As I’ve mentioned a couple of times, I like to buy a cook book whenever I visit an area. The cook book I bought in Tucson had many very good dessert recipes. So when pie day came along, I decided to try one of them.

The recipe I decided to try was the Very Rich Fudge Pie, which was the contribution of Patsy Frannea. The recipe is well titled, as the pie came out very, very rich. I could only eat a small portion of it in one sitting. It would go very well with ice cream, which would cut the richness. If you really wanted to be decadent, you could put a peanut butter pie layer on top.

I do want to make a couple of comments on the recipe. The first is about the crust.
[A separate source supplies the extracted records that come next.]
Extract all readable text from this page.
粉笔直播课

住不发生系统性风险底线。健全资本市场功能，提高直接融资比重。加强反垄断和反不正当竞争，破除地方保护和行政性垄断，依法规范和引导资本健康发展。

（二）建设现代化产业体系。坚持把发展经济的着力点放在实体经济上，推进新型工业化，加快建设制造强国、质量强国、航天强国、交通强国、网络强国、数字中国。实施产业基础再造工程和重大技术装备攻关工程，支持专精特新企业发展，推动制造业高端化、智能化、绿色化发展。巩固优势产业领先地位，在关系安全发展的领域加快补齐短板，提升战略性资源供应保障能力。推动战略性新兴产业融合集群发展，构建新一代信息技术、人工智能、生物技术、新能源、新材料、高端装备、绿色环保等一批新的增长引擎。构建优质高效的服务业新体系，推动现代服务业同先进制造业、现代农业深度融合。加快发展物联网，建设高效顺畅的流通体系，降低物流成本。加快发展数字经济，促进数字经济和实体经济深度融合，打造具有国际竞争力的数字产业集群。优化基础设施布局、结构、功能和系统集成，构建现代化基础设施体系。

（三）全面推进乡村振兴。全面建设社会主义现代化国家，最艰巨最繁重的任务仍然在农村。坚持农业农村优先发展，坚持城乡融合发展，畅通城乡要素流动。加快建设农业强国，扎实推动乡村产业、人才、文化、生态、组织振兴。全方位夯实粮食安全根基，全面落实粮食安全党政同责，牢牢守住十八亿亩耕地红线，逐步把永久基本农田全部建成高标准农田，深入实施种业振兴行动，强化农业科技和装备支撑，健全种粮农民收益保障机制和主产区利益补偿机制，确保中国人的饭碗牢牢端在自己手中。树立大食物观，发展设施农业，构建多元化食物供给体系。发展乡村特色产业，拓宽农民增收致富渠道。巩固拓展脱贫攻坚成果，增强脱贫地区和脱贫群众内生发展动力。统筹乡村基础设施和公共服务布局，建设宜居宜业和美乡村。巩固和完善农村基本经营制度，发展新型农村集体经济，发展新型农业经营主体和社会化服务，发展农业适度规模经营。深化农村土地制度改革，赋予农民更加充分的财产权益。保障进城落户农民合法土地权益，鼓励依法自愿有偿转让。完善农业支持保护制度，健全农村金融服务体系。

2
In the past, I’ve had problems baking a filling in a shell type pie (such as cream pies). The crust usually comes out too crisp and lacking in flavor. This crust was much better. I credit that to the amount of fat in it, which is more than I normally use. I typically use 1 cup for 2 1/2 cups flour ; this one used 1/2 cup for 1 1/2 cups flour, which is somewhat more. That made a difference.

Second comment: the recipe first called for “beating” the eggs with the sugar, and then had the rest of the ingredients mixed in. Had i read it a bit more carefully, I would have realized that I needed to really whip the egg mixture up, probably to a soft peak stage, and then fold the rest of the ingredients in (chocolate melted with butter plus some flour. It also called for some walnuts, but I omitted those). Without the whipping the resulting mixture was a little liquidly and, more importantly, the pie took quite a bit longer than the recipe called for to cook. The pie still came out very well, but was quite dense.

I was happy with the way the pie came out, despite my mistakes. I would certainly make it again.